Published online by Cambridge University Press: 05 June 2012
It is difficult to discuss Tukanoan sex roles and identity comprehensively in a single chapter. First, an entire book would be required to do justice to the necessary ethnographic material, particularly with respect to the extraordinarily rich ritual and mythological expressions of sex differences. Fortunately, other investigators have discussed some of the symbolism of Tukanoan sex roles. (Sex roles refers to all of the ways in which Tukanoan males and females behave differently, see themselves as different, and symbolically express these differences.)

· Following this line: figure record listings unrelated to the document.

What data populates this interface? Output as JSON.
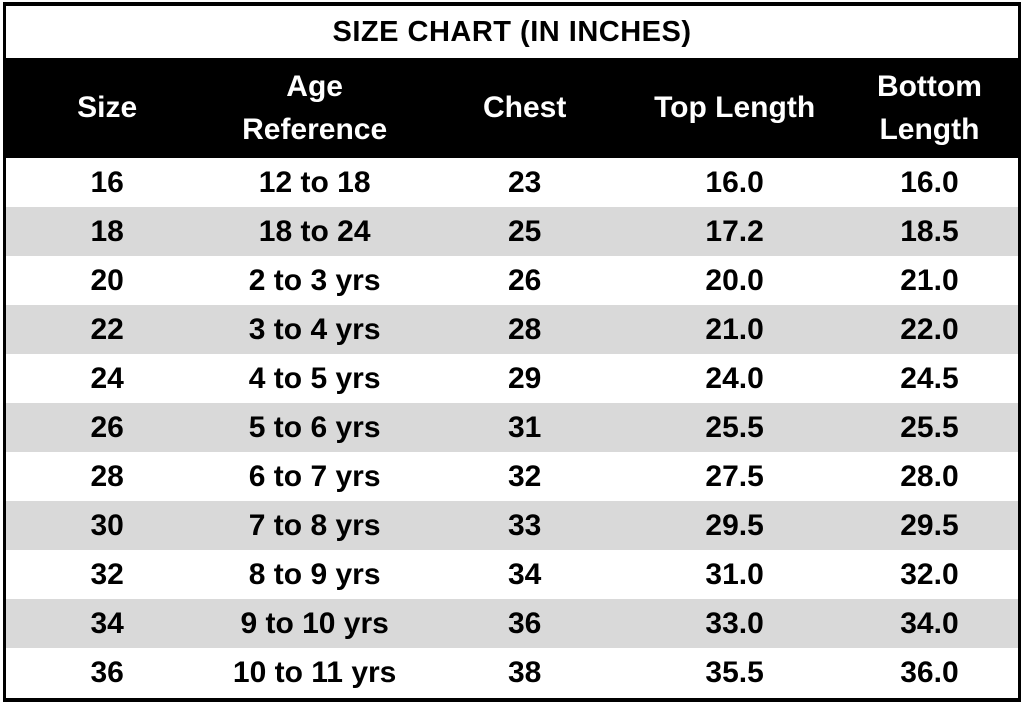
{
  "title": "SIZE CHART (IN INCHES)",
  "colors": {
    "header_bg": "#000000",
    "header_text": "#ffffff",
    "row_bg": "#ffffff",
    "row_alt_bg": "#d9d9d9",
    "border": "#000000",
    "body_text": "#000000"
  },
  "chart_data": {
    "type": "table",
    "title": "SIZE CHART (IN INCHES)",
    "units": "inches",
    "columns": [
      "Size",
      "Age Reference",
      "Chest",
      "Top Length",
      "Bottom Length"
    ],
    "rows": [
      [
        "16",
        "12 to 18",
        "23",
        "16.0",
        "16.0"
      ],
      [
        "18",
        "18 to 24",
        "25",
        "17.2",
        "18.5"
      ],
      [
        "20",
        "2 to 3 yrs",
        "26",
        "20.0",
        "21.0"
      ],
      [
        "22",
        "3 to 4 yrs",
        "28",
        "21.0",
        "22.0"
      ],
      [
        "24",
        "4 to 5 yrs",
        "29",
        "24.0",
        "24.5"
      ],
      [
        "26",
        "5 to 6 yrs",
        "31",
        "25.5",
        "25.5"
      ],
      [
        "28",
        "6 to 7 yrs",
        "32",
        "27.5",
        "28.0"
      ],
      [
        "30",
        "7 to 8 yrs",
        "33",
        "29.5",
        "29.5"
      ],
      [
        "32",
        "8 to 9 yrs",
        "34",
        "31.0",
        "32.0"
      ],
      [
        "34",
        "9 to 10 yrs",
        "36",
        "33.0",
        "34.0"
      ],
      [
        "36",
        "10 to 11 yrs",
        "38",
        "35.5",
        "36.0"
      ]
    ],
    "layout_hints": {
      "header_style": "black band, white bold text",
      "row_striping": "alternating white and light gray starting white",
      "alignment": "all cells centered",
      "outer_border": "black frame around entire table"
    }
  }
}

Second, the nature of the subject matter itself requires more extensive treatment than is possible within one chapter. The fledgling state of the field of sex roles as a topic in its own right creates certain difficulties, which have been discussed in many articles and books. Both our own society and lowland South American societies see men and women as fundamentally different (see Jackson, n.d.-a.). Yet what does this mean? Seemingly insoluble problems arise in connection with objectivity and agreement over basic assumptions and correct research design and goals. How do we evaluate the differences existing between the sexes in all Amazonian societies in terms of crucial questions concerning status, power, solidarity, egalitarianism versus hierarchy, among others? What do these differences mean, comparatively speaking, in a society so unlike our own, a society where age and sex are the main criteria of social differentiation? Yet we can hardly accept uncritically the “inside” view – the native interpretation – of sex differences, even supposing there were a single such view.